I'm modeling a wall-bounded flow with boundary conditions of a velocity inlet and no outflow. I enabled evaporation-condensation model to account for the mass transfer along with the phase change. Since the working fluid is user-defined and I didn't input its latent heat values, I was wondering how is energy transfer considered in the model? (I didn't find a place where I can manully define the energy source term.)

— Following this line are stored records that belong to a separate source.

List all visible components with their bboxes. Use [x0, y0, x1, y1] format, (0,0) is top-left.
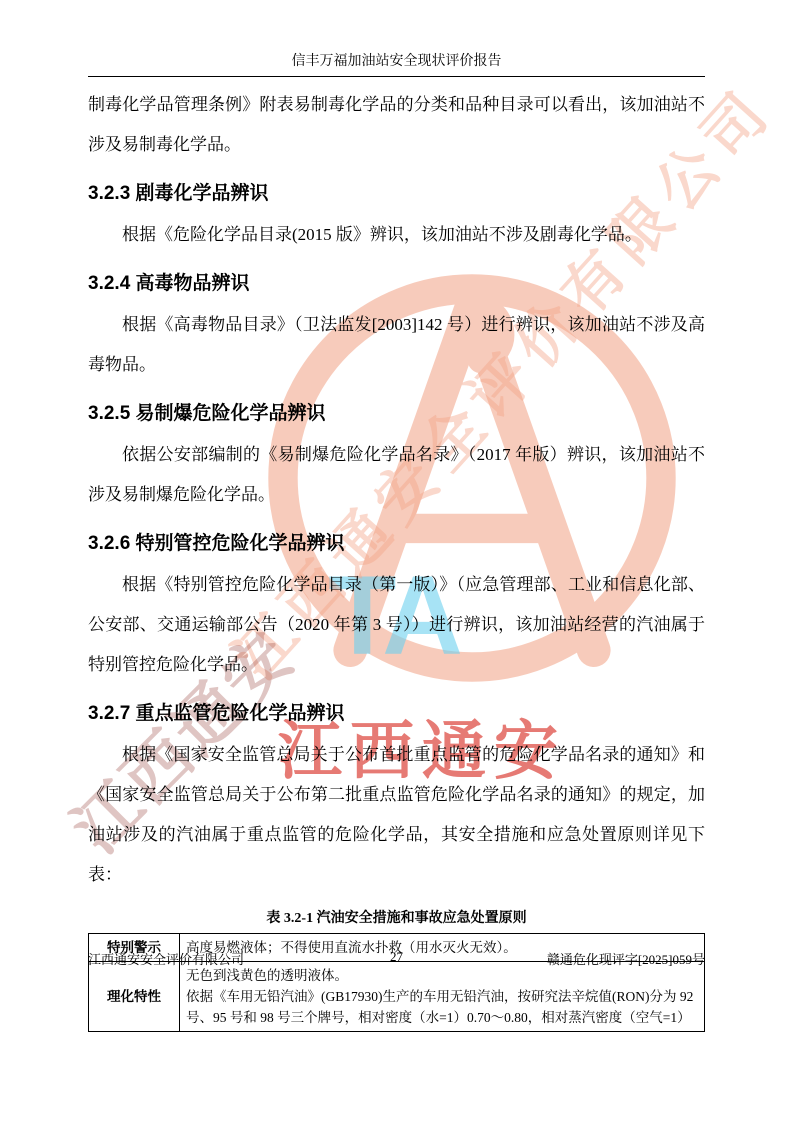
document-body: 制毒化学品管理条例》附表易制毒化学品的分类和品种目录可以看出，该加油站不涉及易制…	[88, 85, 705, 1032]
heading-3-2-3: 3.2.3 剧毒化学品辨识	[88, 181, 705, 207]
paragraph-3-2-3: 根据《危险化学品目录(2015 版》辨识，该加油站不涉及剧毒化学品。	[88, 215, 705, 255]
footer-company-name: 江西通安安全评价有限公司	[88, 949, 244, 968]
report-title: 信丰万福加油站安全现状评价报告	[292, 54, 502, 69]
paragraph-intro-continuation: 制毒化学品管理条例》附表易制毒化学品的分类和品种目录可以看出，该加油站不涉及易制…	[88, 85, 705, 165]
heading-3-2-4: 3.2.4 高毒物品辨识	[88, 271, 705, 297]
heading-3-2-7: 3.2.7 重点监管危险化学品辨识	[88, 701, 705, 727]
content-layer: 信丰万福加油站安全现状评价报告 制毒化学品管理条例》附表易制毒化学品的分类和品种…	[0, 0, 793, 1032]
paragraph-3-2-7: 根据《国家安全监管总局关于公布首批重点监管的危险化学品名录的通知》和《国家安全监…	[88, 735, 705, 895]
paragraph-3-2-5: 依据公安部编制的《易制爆危险化学品名录》（2017 年版）辨识，该加油站不涉及易…	[88, 435, 705, 515]
page-number: 27	[390, 949, 403, 965]
document-page: TA 江西通安全评价有限公司 江西通安 江西通安 信丰万福加油站安全现状评价报告…	[0, 0, 793, 1122]
row-content-line1: 无色到浅黄色的透明液体。	[186, 965, 698, 986]
page-footer: 江西通安安全评价有限公司 27 赣通危化现评字[2025]059号	[88, 949, 705, 968]
heading-3-2-6: 3.2.6 特别管控危险化学品辨识	[88, 531, 705, 557]
row-label: 理化特性	[89, 962, 180, 1032]
page-header: 信丰万福加油站安全现状评价报告	[88, 0, 705, 77]
table-caption: 表 3.2-1 汽油安全措施和事故应急处置原则	[88, 907, 705, 927]
paragraph-3-2-4: 根据《高毒物品目录》（卫法监发[2003]142 号）进行辨识，该加油站不涉及高…	[88, 305, 705, 385]
paragraph-3-2-6: 根据《特别管控危险化学品目录（第一版）》（应急管理部、工业和信息化部、公安部、交…	[88, 565, 705, 685]
row-content-line2: 依据《车用无铅汽油》(GB17930)生产的车用无铅汽油，按研究法辛烷值(RON…	[186, 986, 698, 1028]
table-row: 理化特性 无色到浅黄色的透明液体。 依据《车用无铅汽油》(GB17930)生产的…	[89, 962, 705, 1032]
heading-3-2-5: 3.2.5 易制爆危险化学品辨识	[88, 401, 705, 427]
row-content: 无色到浅黄色的透明液体。 依据《车用无铅汽油》(GB17930)生产的车用无铅汽…	[180, 962, 705, 1032]
footer-document-number: 赣通危化现评字[2025]059号	[547, 949, 705, 968]
safety-measures-table: 特别警示 高度易燃液体；不得使用直流水扑救（用水灭火无效）。 理化特性 无色到浅…	[88, 933, 705, 1032]
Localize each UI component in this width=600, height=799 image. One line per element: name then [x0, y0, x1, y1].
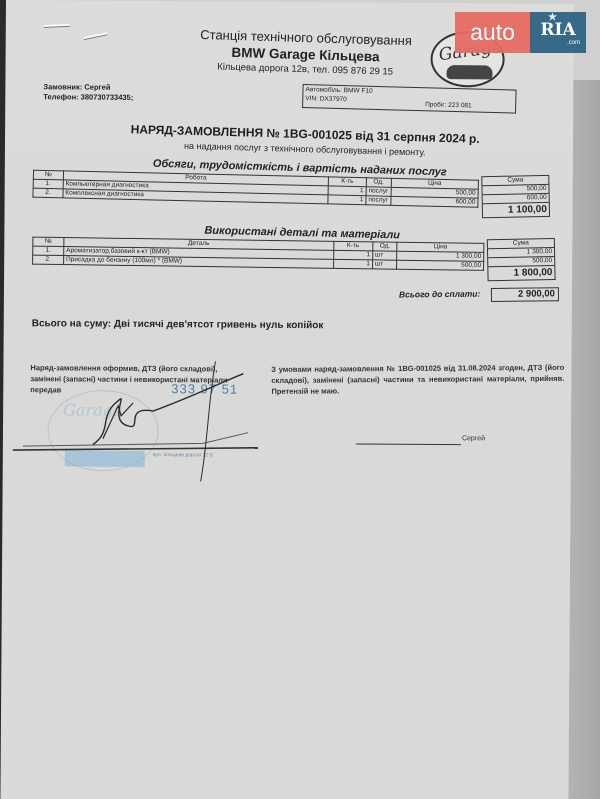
work-order-document: Станція технічного обслуговування BMW Ga… — [0, 0, 574, 799]
stamp-block — [65, 450, 145, 467]
watermark-auto: auto — [455, 12, 530, 53]
watermark-ria: ★ RIA .com — [530, 12, 586, 53]
watermark-ria-text: RIA — [540, 20, 575, 40]
signature-and-stamp-ink: Garage вул. Кільцева дорога 12 В — [0, 0, 574, 799]
star-icon: ★ — [548, 12, 557, 23]
watermark-com: .com — [567, 40, 580, 46]
autoria-watermark: auto ★ RIA .com — [455, 12, 586, 53]
photo-stage: Станція технічного обслуговування BMW Ga… — [0, 0, 600, 799]
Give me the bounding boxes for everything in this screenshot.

And according to FLUENT theory guide, the evaporation-condensation model is only available with mixture or Eulerian multiphase models, probably because of the smaller-than-grid scale of the interface length. I actually used VOF model and discovered the condensation. Is my result valid? And what's the specific length scale of the droplets FLUENT used in its model?

Thank you very much!

athonyburk May 17, 2013 06:18

Nobody knows?

I read in other post that the latent heat is given in the enthalpy of reacting phase. But how? In my case, where condensation is of the most interest, should I define a negative value of enthalpy for the vapor phase, or a positive value for the liquid phase?

Still, since condensation is only calculated in FLUENT when temperature is below saturation, how could this model be accurate anyway? Shouldn't it be full of liquid below saturation temperature?

Felja May 17, 2013 15:17

latent heat
Latent heat can only have liquid phase. You can always read from thermodynamic tables as: latent heat = vaporization heat - p (v''-v ')!